Question

Two identical long conducting wires AOB and COD are placed at right angles to each other, with one above the other such that ‘O’ is their common point for the two. The wires carry ${I_1}$ and ${I_2}$ currents, respectively. Point I is lying at distance d from O along a direction perpendicular to the plane containing wires. The magnetic field at the point P will be.
A. $\dfrac{{{\mu _0}}}{{2\pi d}}\left( {\dfrac{{{I_1}}}{{{I_2}}}} \right)$
B. $\dfrac{{{\mu _0}}}{{2\pi d}}\left( {{I_1} + {I_2}} \right)$
C. $\dfrac{{{\mu _0}}}{{2\pi d}}\left( {I_1^2 - I_2^2} \right)$
D. $\dfrac{{{\mu _0}}}{{2\pi d}}{\left( {I_1^2 + I_2^2} \right)^{\dfrac{1}{2}}}$

Answer 1

In order to solve this question, we will use the concept that a wire carrying electric current always produces a magnetic field with closed field lines surrounding the wire. We will calculate the magnetic field at distance d from the both wires and then find the resultant of the magnetic field to reach our answer.

Formula Used- The Biot-Savart Law can be used to determine the magnetic field strength from a current segment. For the simple case of an infinite straight current-carrying wire it is reduced to the form
$B = \dfrac{{{\mu _0}I}}{{2\pi r}}$
Where B is the magnetic field due to coil
I is the current, a is the radius of the coil
r is the shortest distance to the wire.

Complete step-by-step answer:
As we know a current carrying wire always produces a magnetic field around it with closed field lines surrounding the wire.
In the given question there will be two magnetic fields due to two wires carrying current ${I_1}$ and ${I_2}$ respectively, which will be perpendicular to each other .
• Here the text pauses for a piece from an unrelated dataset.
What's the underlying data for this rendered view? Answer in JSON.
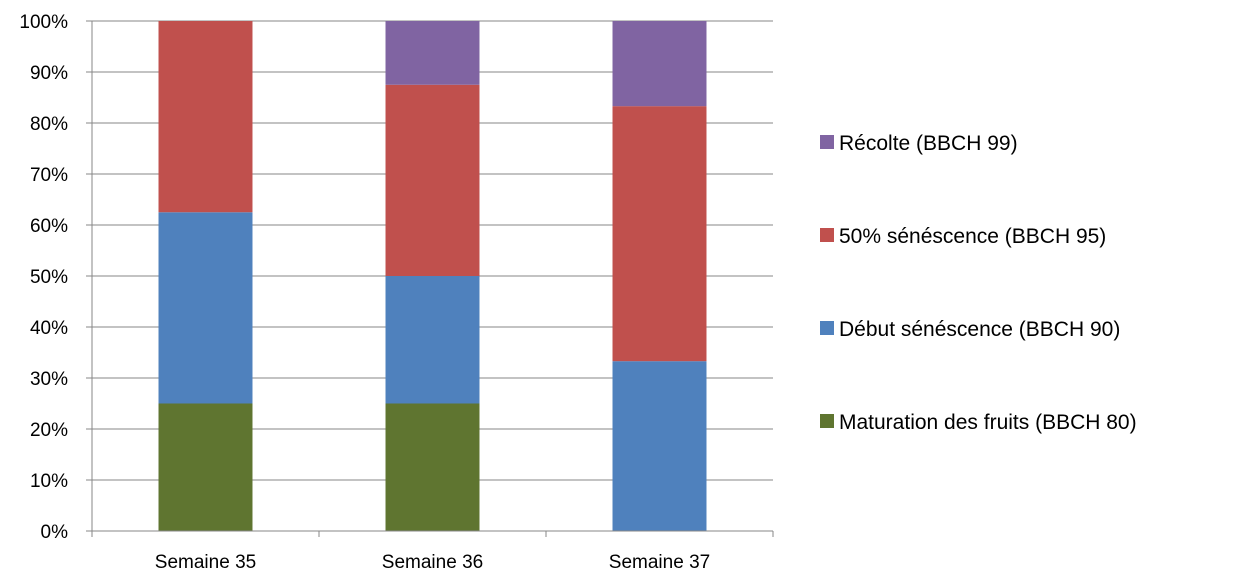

Thus net magnetic fields can be calculated by simple vector sum.
From the formula above, the magnetic field due to wire 1 is given by
${B_1} = \dfrac{{{\mu _0}{I_1}}}{{2\pi d}}$
Also, the magnetic field due to wire 2 is given by
${B_2} = \dfrac{{{\mu _0}{I_2}}}{{2\pi d}}$
The net magnetic field is the vector sum of the two magnetic fields, since both are perpendicular to each other, therefore
${B_{net}} = \sqrt {B_1^2 + B_2^2} \\\ {B_{net}} = \sqrt {{{\left( {\dfrac{{{\mu _0}{I_1}}}{{2\pi d}}} \right)}^2} + {{\left( {\dfrac{{{\mu _0}{I_2}}}{{2\pi d}}} \right)}^2}} \\\ {B_{net}} = \dfrac{{{\mu _0}}}{{2\pi d}}\sqrt {I_1^2 + I_2^2} \\\$
Hence, the net magnetic field is equal to $\dfrac{{{\mu _0}}}{{2\pi d}}\sqrt {I_1^2 + I_2^2}$
Therefore, the correct option is D.

Note: In order to solve these types of problems, remember the Biot- savart law and all the cases related to it like infinite wire, circular coil and many more. The right hand rule is used to determine the direction of the magnetic field from a current; point the thumb in the direction of the current, and the fingers curl in the direction of the magnetic field loops which it creates.